Dans son cabinet libéral, le médecin peut parfois se sentir isolé dans la prise en charge de patients âgés touchés par des troubles cognitifs et une perte d’autonomie.
Une étude(1) de 2016 révèle que les médecins généralistes considèrent que la prise en charge des démences et des troubles du comportement chez les personnes âgées posent des difficultés, notamment en ambulatoire, ce qui justifie l’existence d’équipes mobiles de gériatrie.

Ces équipes mobiles ont pour rôle (circulaire du 18 mars 2002) de conseiller, informer et former les équipes soignantes dont les médecins pour effectuer une évaluation globale de la personne âgées (évaluation médico-psycho-sociale pour une prise en charge adéquate des situations complexes). Elle participe aussi à l’élaboration du projet de soins et du projet de vie, elle oriente la personne âgée dans la filière gériatrique intra-hospitalière, et l’oriente à la sortie de l’hôpital. Enfin, elle participe à l’organisation de sa sortie.

(1)Geriatr Psychol Neuropsychiatr Vieil, vol. 14, n ◦ 1, mars 2016

Appréhender et prendre en charge la fin de vie

La prise en charge de la fin de vie est complexe, d’autant plus lorsqu’elle se déroule au domicile du patient. Le médecin, au cœur de la coordination des soins, travaille généralement avec l’infirmière libérale et le pharmacien d’officine.
Néanmoins, ce trio « idéal » du premier recours n’empêche pas des difficultés de prise en charge.

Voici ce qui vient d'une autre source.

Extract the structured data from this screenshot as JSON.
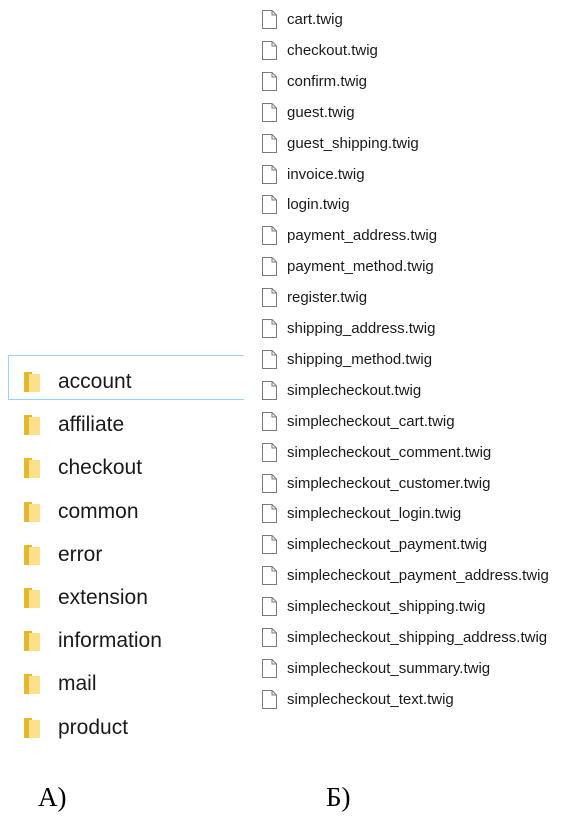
{
  "folders": {
    "selected": "account",
    "items": [
      {
        "label": "account",
        "icon": "folder-icon"
      },
      {
        "label": "affiliate",
        "icon": "folder-icon"
      },
      {
        "label": "checkout",
        "icon": "folder-icon"
      },
      {
        "label": "common",
        "icon": "folder-icon"
      },
      {
        "label": "error",
        "icon": "folder-icon"
      },
      {
        "label": "extension",
        "icon": "folder-icon"
      },
      {
        "label": "information",
        "icon": "folder-icon"
      },
      {
        "label": "mail",
        "icon": "folder-icon"
      },
      {
        "label": "product",
        "icon": "folder-icon"
      }
    ]
  },
  "files": {
    "items": [
      {
        "label": "cart.twig",
        "icon": "file-icon"
      },
      {
        "label": "checkout.twig",
        "icon": "file-icon"
      },
      {
        "label": "confirm.twig",
        "icon": "file-icon"
      },
      {
        "label": "guest.twig",
        "icon": "file-icon"
      },
      {
        "label": "guest_shipping.twig",
        "icon": "file-icon"
      },
      {
        "label": "invoice.twig",
        "icon": "file-icon"
      },
      {
        "label": "login.twig",
        "icon": "file-icon"
      },
      {
        "label": "payment_address.twig",
        "icon": "file-icon"
      },
      {
        "label": "payment_method.twig",
        "icon": "file-icon"
      },
      {
        "label": "register.twig",
        "icon": "file-icon"
      },
      {
        "label": "shipping_address.twig",
        "icon": "file-icon"
      },
      {
        "label": "shipping_method.twig",
        "icon": "file-icon"
      },
      {
        "label": "simplecheckout.twig",
        "icon": "file-icon"
      },
      {
        "label": "simplecheckout_cart.twig",
        "icon": "file-icon"
      },
      {
        "label": "simplecheckout_comment.twig",
        "icon": "file-icon"
      },
      {
        "label": "simplecheckout_customer.twig",
        "icon": "file-icon"
      },
      {
        "label": "simplecheckout_login.twig",
        "icon": "file-icon"
      },
      {
        "label": "simplecheckout_payment.twig",
        "icon": "file-icon"
      },
      {
        "label": "simplecheckout_payment_address.twig",
        "icon": "file-icon"
      },
      {
        "label": "simplecheckout_shipping.twig",
        "icon": "file-icon"
      },
      {
        "label": "simplecheckout_shipping_address.twig",
        "icon": "file-icon"
      },
      {
        "label": "simplecheckout_summary.twig",
        "icon": "file-icon"
      },
      {
        "label": "simplecheckout_text.twig",
        "icon": "file-icon"
      }
    ]
  },
  "captions": {
    "a": "A)",
    "b": "Б)"
  },
  "colors": {
    "folder_light": "#ffe08a",
    "folder_dark": "#e6b82e",
    "file_border": "#7a7a7a",
    "selection_border": "#99d1ff"
  }
}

Pour se faire aider, le médecin peut solliciter l’intervention d’un réseau de soins palliatifs, qui peut accompagner l’équipe de soins et le patient à domicile.

Le médecin peut également trouver des ressources auprès du Centre national des soins palliatifs et de la fin de vie (CNSPFV), qui met à disposition des professionnels de santé, des outils pour savoir mieux communiquer avec leur patient sur la fin de vie, les informer et les sensibiliser. D’autant plus qu’en tant que professionnel de santé de premier recours, le médecin généraliste notamment est l’interlocuteur privilégié pour aborder les droits et dispositifs avec ses patients.